Which brings me round again to the beginning: obligations within a community. The greatest punishment in our prehistory and much of our history was banishment – killing an offender was quick and utilitarian, banishment was an action of ultimate rejection [3]. It was for failure to support the values of the community. If a person could not be trusted to feel and fulfill their obligations to the whole, then they were too dangerous to live within the protection of the whole. This is a value to which we must return. We must use our prodigious powers of imagination to figure out how; it will not be by returning to live in Neolithic subsistence communities of little more than a couple of hundred people, at least, cannot realistically be our first choice.

There are other values (commandments) that we must reinstitute: the absolute compensation for all takings of materials and energies beyond our due from the solar flux. Every organism other than Homo sapiens lives as near to a “revenue neutral” existence as possible; that is, the species takes what it needs and returns supporting products and behaviors to its ecosystem in equivalent proportion often times with the most extraordinary trades. It is as obvious as frog feathers that failure to do so would rapidly unbalance ecosystems resulting in their going through rapid cycles of growth and collapse rather than the magnificent stabilities for which their unperturbed states are renowned [4]. It must be noted that this was also a community value in the deep past (and still is among materially simple peoples). Again we must find new ways of incorporating this value into the future that we make for ourselves.

Doing these things was far easier in the past when humans lived (like every other species in the history of life on earth) in immediate communion with ecological realities. We have the capacity to recognize and respond to those realities without being at the mercy of them, the dependencies and limitations that humans have long worked to overcome; but we must still live within those limits that we dare not exceed. This is the clear lesson of our present situation if we will see it.

The new commandment from the previous essay was, “Thou shalt not eat whilst thy neighbor starves.” As a practical matter, of course, our world is too filled with people for so simple a form of this rule; there is always someone starving. Thousands starve to death every day. If our familiar social, political and economic orders – improved versions of them – are to survive, we must actually care.

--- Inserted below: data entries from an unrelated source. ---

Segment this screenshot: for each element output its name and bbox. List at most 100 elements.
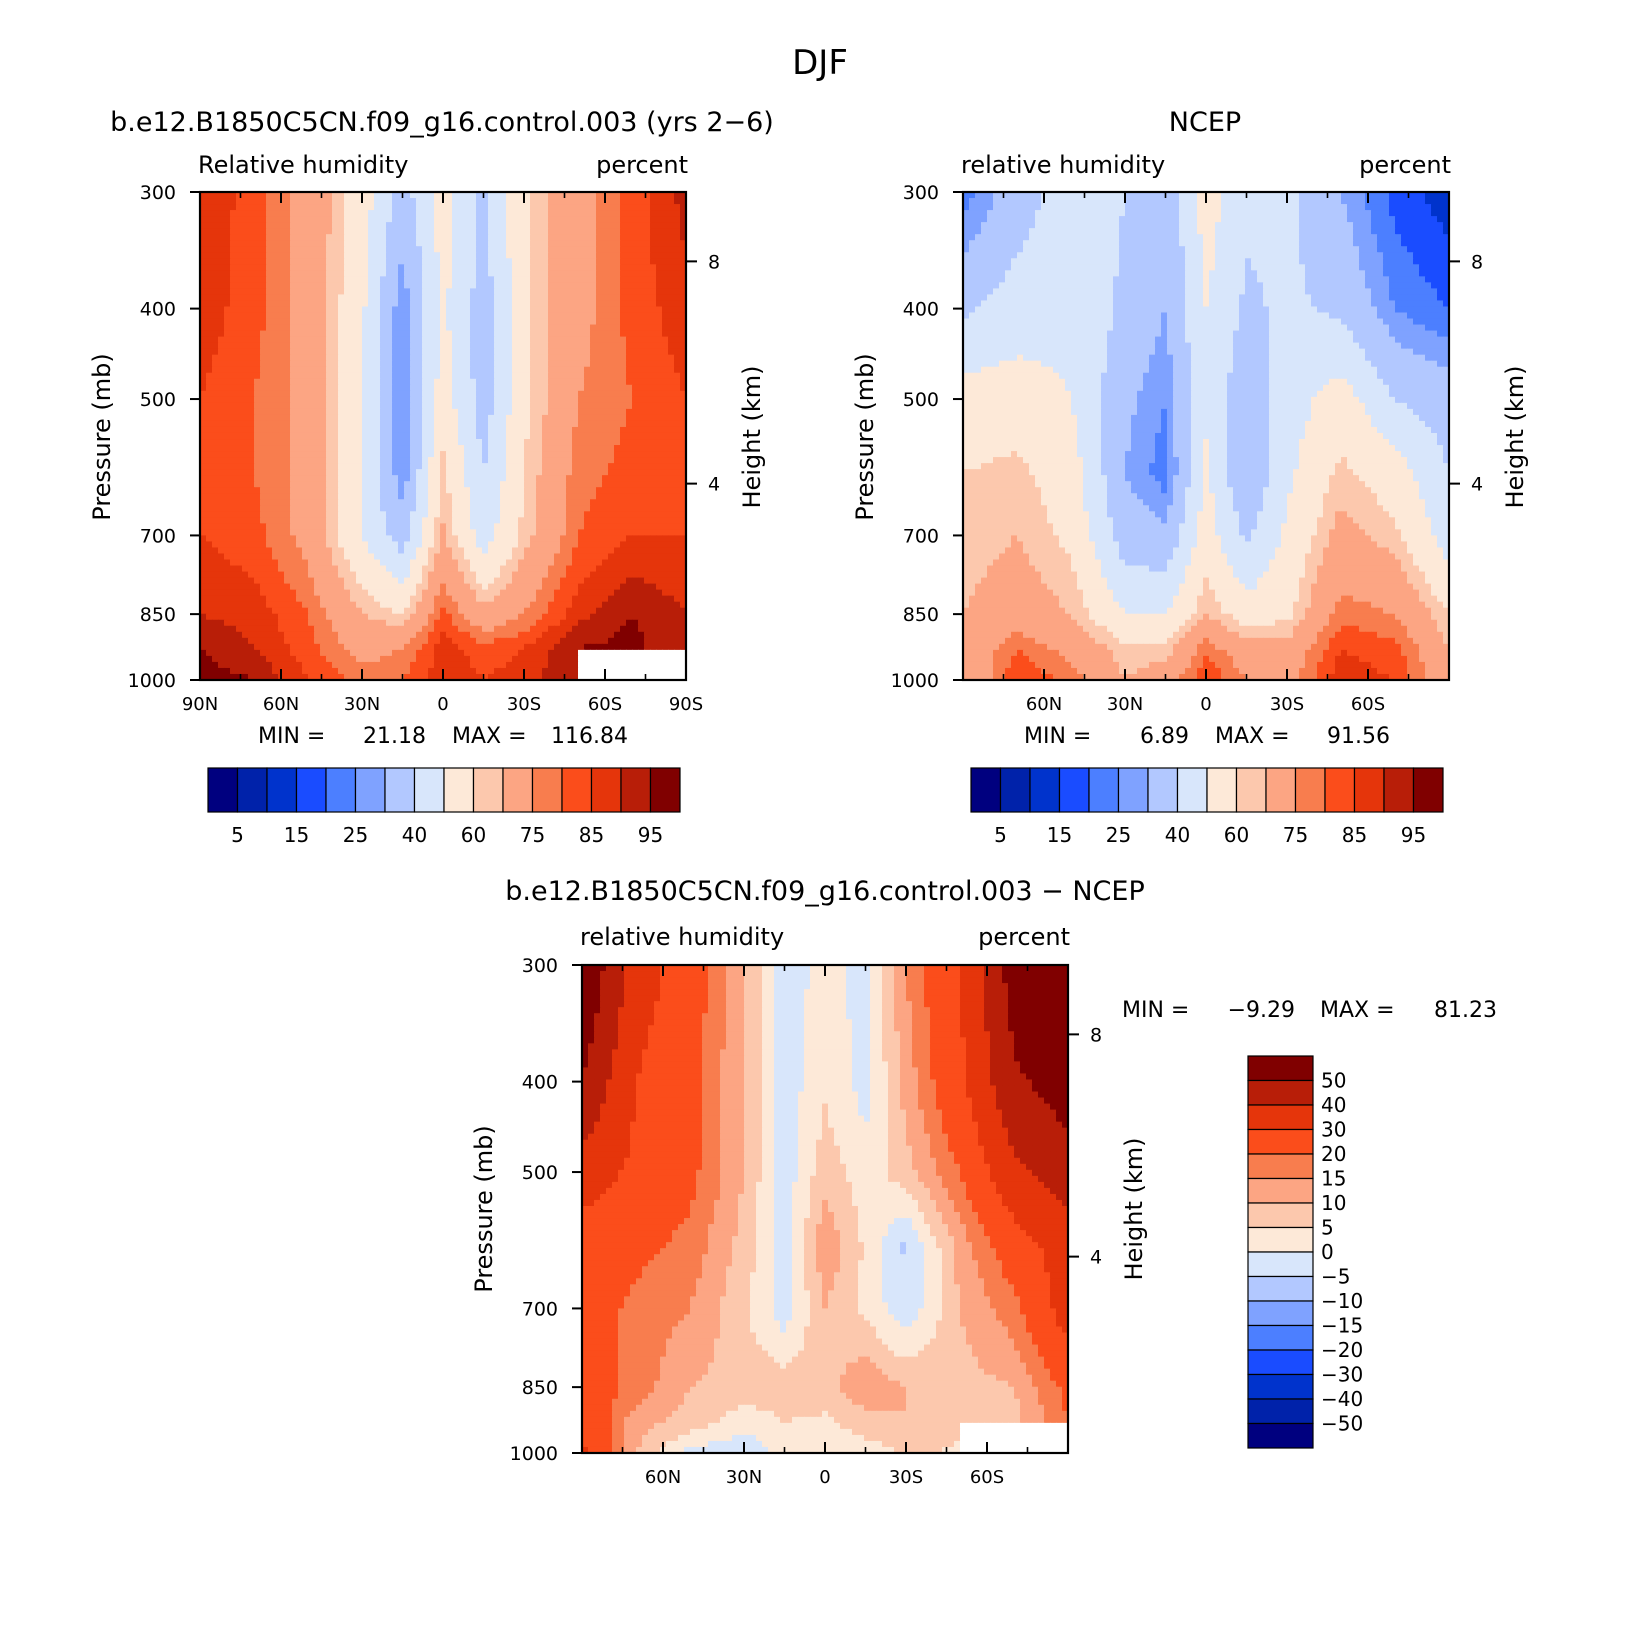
panel-model-cell: [386, 222, 393, 229]
panel-model-cell: [440, 234, 447, 241]
panel-model-cell: [500, 378, 507, 386]
panel-model-cell: [620, 390, 627, 398]
panel-model-cell: [632, 318, 639, 326]
panel-model-cell: [572, 240, 579, 247]
panel-model-cell: [260, 432, 267, 440]
panel-model-cell: [518, 294, 525, 302]
panel-model-cell: [554, 463, 561, 470]
panel-model-cell: [620, 264, 627, 271]
panel-model-cell: [638, 276, 645, 283]
panel-model-cell: [674, 372, 681, 380]
panel-model-cell: [566, 264, 573, 271]
panel-model-cell: [392, 547, 399, 555]
panel-model-cell: [404, 234, 411, 241]
panel-model-cell: [278, 559, 285, 567]
panel-model-cell: [560, 336, 567, 344]
panel-model-cell: [320, 420, 327, 428]
panel-model-cell: [578, 198, 585, 205]
panel-model-cell: [656, 378, 663, 386]
panel-model-cell: [614, 348, 621, 356]
panel-model-cell: [656, 228, 663, 235]
panel-model-cell: [602, 505, 609, 512]
panel-model-cell: [266, 445, 273, 452]
panel-model-cell: [566, 384, 573, 392]
panel-model-cell: [614, 354, 621, 362]
panel-model-cell: [230, 445, 237, 452]
panel-model-cell: [314, 312, 321, 320]
panel-model-cell: [626, 210, 633, 217]
panel-model-cell: [500, 294, 507, 302]
panel-model-cell: [392, 294, 399, 302]
panel-model-cell: [308, 487, 315, 494]
panel-model-cell: [452, 300, 459, 308]
panel-model-cell: [434, 457, 441, 464]
panel-model-cell: [296, 475, 303, 482]
panel-model-cell: [410, 523, 417, 530]
panel-model-cell: [452, 559, 459, 567]
panel-model-cell: [548, 481, 555, 488]
panel-model-cell: [548, 192, 555, 199]
panel-model-cell: [554, 336, 561, 344]
panel-model-cell: [284, 390, 291, 398]
panel-model-cell: [656, 457, 663, 464]
panel-model-cell: [392, 475, 399, 482]
panel-model-cell: [428, 529, 435, 536]
panel-model-cell: [230, 330, 237, 338]
panel-model-cell: [344, 439, 351, 446]
panel-model-cell: [254, 342, 261, 350]
panel-model-cell: [506, 384, 513, 392]
panel-model-cell: [464, 439, 471, 446]
panel-model-cell: [302, 360, 309, 368]
panel-model-cell: [212, 252, 219, 259]
panel-model-cell: [632, 414, 639, 422]
panel-model-cell: [548, 432, 555, 440]
panel-model-cell: [200, 336, 207, 344]
panel-model-cell: [272, 306, 279, 314]
panel-model-cell: [536, 475, 543, 482]
panel-model-cell: [476, 204, 483, 211]
panel-model-cell: [224, 547, 231, 555]
panel-model-cell: [326, 517, 333, 524]
panel-model-cell: [410, 481, 417, 488]
panel-model-cell: [284, 529, 291, 536]
panel-model-cell: [458, 192, 465, 199]
panel-model-cell: [650, 487, 657, 494]
panel-model-cell: [428, 276, 435, 283]
panel-model-cell: [218, 312, 225, 320]
panel-model-cell: [542, 348, 549, 356]
panel-model-cell: [554, 276, 561, 283]
panel-model-cell: [254, 258, 261, 265]
panel-model-cell: [302, 318, 309, 326]
panel-model-cell: [578, 210, 585, 217]
panel-model-cell: [284, 408, 291, 416]
panel-model-cell: [260, 499, 267, 506]
panel-model-cell: [350, 294, 357, 302]
panel-model-cell: [314, 451, 321, 458]
panel-model-cell: [470, 481, 477, 488]
panel-model-cell: [626, 192, 633, 199]
panel-model-cell: [674, 294, 681, 302]
panel-model-cell: [266, 306, 273, 314]
panel-model-cell: [428, 240, 435, 247]
panel-model-cell: [524, 523, 531, 530]
panel-model-cell: [254, 318, 261, 326]
panel-model-cell: [434, 228, 441, 235]
panel-model-cell: [200, 511, 207, 518]
panel-model-cell: [608, 354, 615, 362]
panel-model-cell: [386, 342, 393, 350]
panel-model-cell: [446, 439, 453, 446]
panel-model-cell: [392, 354, 399, 362]
panel-model-cell: [674, 451, 681, 458]
panel-model-cell: [266, 336, 273, 344]
panel-model-cell: [668, 258, 675, 265]
panel-model-cell: [332, 270, 339, 277]
panel-model-cell: [530, 198, 537, 205]
panel-model-cell: [248, 511, 255, 518]
panel-model-cell: [536, 420, 543, 428]
panel-model-cell: [470, 396, 477, 404]
panel-model-cell: [530, 348, 537, 356]
panel-model-cell: [332, 475, 339, 482]
panel-model-cell: [248, 294, 255, 302]
panel-model-cell: [590, 475, 597, 482]
panel-model-cell: [308, 330, 315, 338]
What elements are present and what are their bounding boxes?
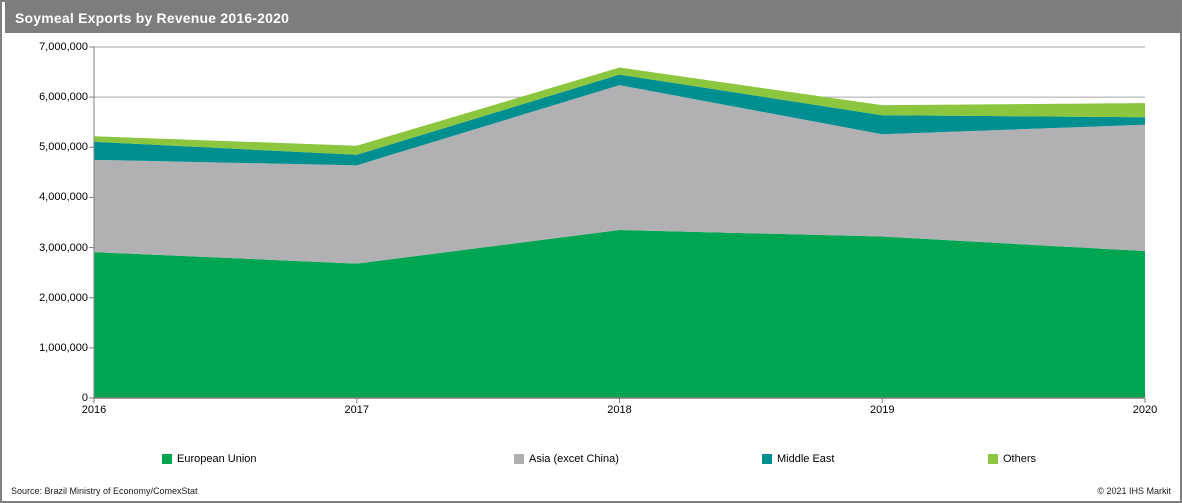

We need to adapt and adopt the two values above: If a person cannot be trusted to feel and fulfill their obligations to the whole, then they were too dangerous to live within the protection of the whole, and there must be an appropriate compensation to the relevant ecosystems for all takings of materials and energies. These two “commandments” are really the same, one writ for the human community and other for the ecosystem community. And both essential for our continuation in the biophysical space.

[1] There are strong sexual selection pressures operating at any one time, often driven by media (from the Cro-Magnon sculptures to modern advertising using sexual content), but beyond the basic and seemingly timeless proportions of beauty and desirability, they probably change too quickly to be a selective force with direction.

[2] The continuum of complete control v. abject acceptance has in its middle an adaptive and sane region. The extremes are responses to attempts to adapt to situations beyond the range of normal human capacity; they are responses that lack the balancing feedback of reality. ‘Control need’ sees everything as the pressure points of action for manipulation and misses integration and functional relationship. ‘Acceptance’ sees helplessness confronted by overwhelming power and complication. Both are useful adaptations within a stabilizing community, but are quite mad when isolated into groupings of the like-minded.

[3] Banishment has lost its power in a world of weak attachments and self-banishment. The user and abuser can move to a new place and then move again when discovered. Whole classes of behaviors that were rejected as destructive become acceptable, even desirable, as communities disintegrate and are replaced by the very relationships of abuse that they once rejected.

[4] It is not only logically obvious, but empirically established in energy studies of ecosystems.